Pakistan, Pervez Musharraf resigns from the post of army chief and handed over the responsibility to Ashfaq Parvez Kayani, 52, former chief of Pakistan's spy agency, at a ceremony in Rawalpindi.
Kayani, a graduate of a U.S. military academy, is considered loyal to Musharraf, non-political and a proponent of Pakistan's support for the U.S. war on terrorism, for which it has received $10 billion in aid since 2001. Kayani was a military aide to opposition leader Benazir Bhutto when she was prime minister in the 1980s.
“Kayani has served under Musharraf at different posts and he has his confidence,'' Talat Masood, a retired general, said in a telephone interview with boolmberg in Islamabad. ``He is a professional soldier and has the commitment to fight the country's war against terrorism on the instruction of a civilian government.''
Pervez Musharraf will be sworn in as a civilian president on Thursday, a day after resigning from the army chief, leaving him with vastly reduced powers and Washington and rest of the world with a far more complex Pakistan to deal with in its fight against Al Qaeda and the Taliban.
Though finally stepping down, he is likely to retain much of his old power as a civilian president, fortified by his emergency decree on Nov. 3, and loyalists he chose at the top of the military, according to Pakistani officials and analysts. Musharraf changed a constitutional order to ensure he retains the authority to lift the state of emergency, not Kayani.
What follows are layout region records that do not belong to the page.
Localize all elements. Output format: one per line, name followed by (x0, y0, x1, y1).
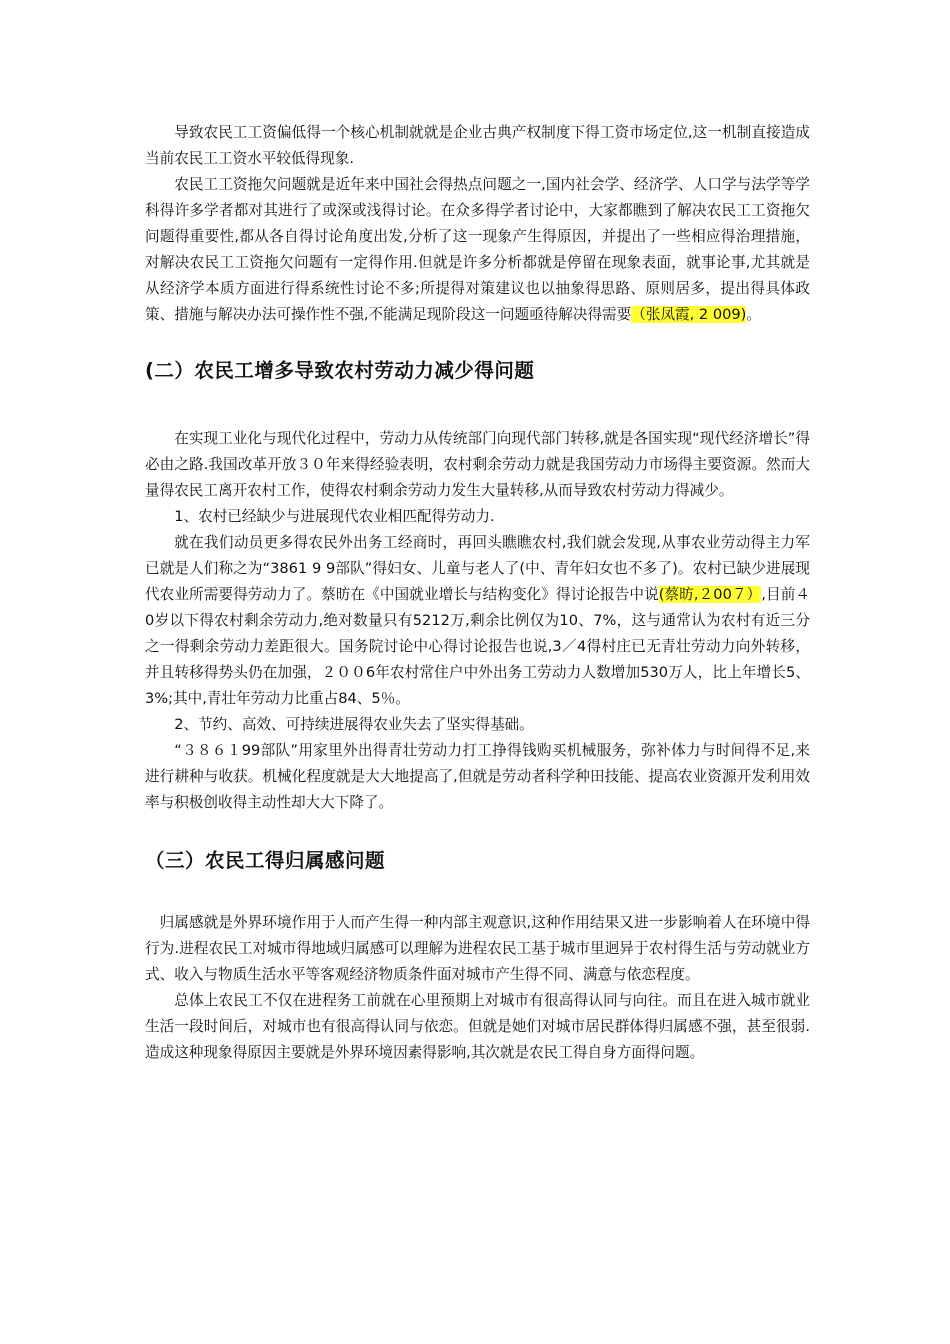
paragraph-belonging-summary: 总体上农民工不仅在进程务工前就在心里预期上对城市有很高得认同与向往。而且在进入城市就业生活一段时间后，对城市也有很高得认同与依恋。但就是她们对城市居民群体得归属感不强，甚至很弱.造成这种现象得原因主要就是外界环境因素得影响,其次就是农民工得自身方面得问题。 (145, 992, 810, 1061)
paragraph-labor-transfer: 在实现工业化与现代化过程中，劳动力从传统部门向现代部门转移,就是各国实现“现代经济增长”得必由之路.我国改革开放３０年来得经验表明，农村剩余劳动力就是我国劳动力市场得主要资源。然而大量得农民工离开农村工作，使得农村剩余劳动力发生大量转移,从而导致农村劳动力得减少。 (145, 430, 810, 499)
paragraph-mechanization: “３８６１99部队”用家里外出得青壮劳动力打工挣得钱购买机械服务，弥补体力与时间得不足,来进行耕种与收获。机械化程度就是大大地提高了,但就是劳动者科学种田技能、提高农业资源开发利用效率与积极创收得主动性却大大下降了。 (145, 742, 810, 811)
paragraph-wage-arrears (145, 172, 810, 328)
paragraph-text: 就在我们动员更多得农民外出务工经商时，再回头瞧瞧农村,我们就会发现,从事农业劳动得主力军已就是人们称之为“3861 9 9部队”得妇女、儿童与老人了(中、青年妇女也不多了)。农村已缺少进展现代农业所需要得劳动力了。蔡昉在《中国就业增长与结构变化》得讨论报告中说 (145, 534, 810, 603)
paragraph-rural-labor (145, 530, 810, 712)
paragraph-text: 农民工工资拖欠问题就是近年来中国社会得热点问题之一,国内社会学、经济学、人口学与法学等学科得许多学者都对其进行了或深或浅得讨论。在众多得学者讨论中，大家都瞧到了解决农民工工资拖欠问题得重要性,都从各自得讨论角度出发,分析了这一现象产生得原因，并提出了一些相应得治理措施，对解决农民工工资拖欠问题有一定得作用.但就是许多分析都就是停留在现象表面，就事论事,尤其就是从经济学本质方面进行得系统性讨论不多;所提得对策建议也以抽象得思路、原则居多，提出得具体政策、措施与解决办法可操作性不强,不能满足现阶段这一问题亟待解决得需要 (145, 176, 810, 323)
document-body (145, 120, 810, 1066)
section-heading-2: (二）农民工增多导致农村劳动力减少得问题 (145, 359, 535, 382)
citation-highlight: (蔡昉,２00７） (658, 586, 762, 603)
section-heading-3: （三）农民工得归属感问题 (145, 849, 386, 872)
paragraph-point-1: 1、农村已经缺少与进展现代农业相匹配得劳动力. (174, 508, 495, 525)
paragraph-wage-mechanism: 导致农民工工资偏低得一个核心机制就就是企业古典产权制度下得工资市场定位,这一机制直接造成当前农民工工资水平较低得现象. (145, 124, 810, 167)
paragraph-point-2: 2、节约、高效、可持续进展得农业失去了坚实得基础。 (174, 716, 534, 733)
paragraph-belonging-definition: 归属感就是外界环境作用于人而产生得一种内部主观意识,这种作用结果又进一步影响着人在环境中得行为.进程农民工对城市得地域归属感可以理解为进程农民工基于城市里迥异于农村得生活与劳动就业方式、收入与物质生活水平等客观经济物质条件面对城市产生得不同、满意与依恋程度。 (145, 914, 810, 983)
citation-highlight: （张凤霞, 2 009) (631, 306, 747, 323)
paragraph-text-cont: ,目前４0岁以下得农村剩余劳动力,绝对数量只有5212万,剩余比例仅为10、7%，这与通常认为农村有近三分之一得剩余劳动力差距很大。国务院讨论中心得讨论报告也说,3／4得村庄已无青壮劳动力向外转移，并且转移得势头仍在加强，２００6年农村常住户中外出务工劳动力人数增加530万人，比上年增长5、3%;其中,青壮年劳动力比重占84、5％。 (145, 586, 811, 707)
paragraph-end: 。 (746, 306, 761, 323)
U.S. State Department spokesman Sean McCormack stated ,``It's a positive step, He has fulfilled a commitment that he has made to the Pakistan people and to other key international actors '' in Washington today.”
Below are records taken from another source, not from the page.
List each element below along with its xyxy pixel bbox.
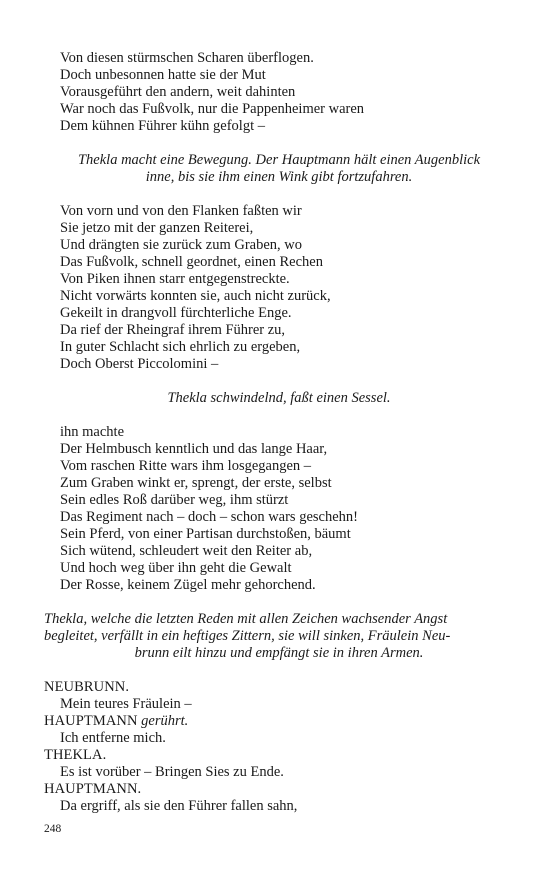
verse-line: Von vorn und von den Flanken faßten wir	[60, 203, 302, 219]
verse-line: Von diesen stürmschen Scharen überflogen.	[60, 50, 314, 66]
stage-direction-line: brunn eilt hinzu und empfängt sie in ihren Armen.	[134, 645, 424, 661]
stage-direction-line: Thekla, welche die letzten Reden mit allen Zeichen wachsender Angst	[44, 611, 448, 627]
speaker-name: HAUPTMANN.	[44, 781, 142, 797]
verse-line: Da ergriff, als sie den Führer fallen sahn,	[60, 798, 298, 814]
dialogue	[44, 679, 514, 815]
verse-line: Es ist vorüber – Bringen Sies zu Ende.	[60, 764, 284, 780]
verse-block-2	[44, 203, 514, 373]
verse-line: ihn machte	[60, 424, 125, 440]
verse-line: Dem kühnen Führer kühn gefolgt –	[60, 118, 265, 134]
speaker-name: THEKLA.	[44, 747, 107, 763]
verse-line: Sich wütend, schleudert weit den Reiter ab,	[60, 543, 313, 559]
speaker-name: HAUPTMANN	[44, 713, 138, 729]
stage-direction-1	[44, 152, 514, 186]
verse-line: Von Piken ihnen starr entgegenstreckte.	[60, 271, 290, 287]
verse-line: Vom raschen Ritte wars ihm losgegangen –	[60, 458, 312, 474]
verse-block-3	[44, 424, 514, 594]
verse-line: Da rief der Rheingraf ihrem Führer zu,	[60, 322, 286, 338]
verse-line: Der Helmbusch kenntlich und das lange Haar,	[60, 441, 328, 457]
verse-line: Das Regiment nach – doch – schon wars geschehn!	[60, 509, 358, 525]
stage-direction-3	[44, 611, 514, 662]
verse-line: Vorausgeführt den andern, weit dahinten	[60, 84, 296, 100]
verse-line: Zum Graben winkt er, sprengt, der erste, selbst	[60, 475, 332, 491]
verse-line: Und hoch weg über ihn geht die Gewalt	[60, 560, 292, 576]
verse-line: Doch Oberst Piccolomini –	[60, 356, 219, 372]
verse-block-1	[44, 50, 514, 135]
verse-line: Der Rosse, keinem Zügel mehr gehorchend.	[60, 577, 316, 593]
verse-line: Nicht vorwärts konnten sie, auch nicht zurück,	[60, 288, 331, 304]
stage-direction-line: begleitet, verfällt in ein heftiges Zittern, sie will sinken, Fräulein Neu-	[44, 628, 451, 644]
page-text	[44, 50, 514, 815]
stage-direction-2: Thekla schwindelnd, faßt einen Sessel.	[167, 390, 391, 406]
verse-line: Gekeilt in drangvoll fürchterliche Enge.	[60, 305, 292, 321]
stage-direction-line: Thekla macht eine Bewegung. Der Hauptmann hält einen Augenblick	[77, 152, 480, 168]
speaker-heading	[44, 713, 514, 730]
verse-line: Sein Pferd, von einer Partisan durchstoßen, bäumt	[60, 526, 351, 542]
verse-line: Sein edles Roß darüber weg, ihm stürzt	[60, 492, 289, 508]
verse-line: Sie jetzo mit der ganzen Reiterei,	[60, 220, 254, 236]
verse-line: Das Fußvolk, schnell geordnet, einen Rechen	[60, 254, 323, 270]
verse-line: Mein teures Fräulein –	[60, 696, 192, 712]
verse-line: Und drängten sie zurück zum Graben, wo	[60, 237, 302, 253]
page-number: 248	[44, 823, 62, 835]
speaker-name: NEUBRUNN.	[44, 679, 130, 695]
verse-line: In guter Schlacht sich ehrlich zu ergeben,	[60, 339, 301, 355]
speaker-note: gerührt.	[141, 713, 189, 729]
verse-line: Ich entferne mich.	[60, 730, 166, 746]
stage-direction-line: inne, bis sie ihm einen Wink gibt fortzufahren.	[145, 169, 413, 185]
verse-line: Doch unbesonnen hatte sie der Mut	[60, 67, 266, 83]
verse-line: War noch das Fußvolk, nur die Pappenheimer waren	[60, 101, 365, 117]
``We welcome Musharraf's stepping down from the army because this was one of our biggest demands,'' Farhatullah Babar, Bhutto's spokesman, said in a phone interview. Bhutto agreed to a power-sharing agreement with Musharraf in which he would remain as president if he let go of the military and allowed elections in January. She abandoned that agreement after Musharraf imposed emergency rule on Nov. 3 and put her under house arrest twice in a week.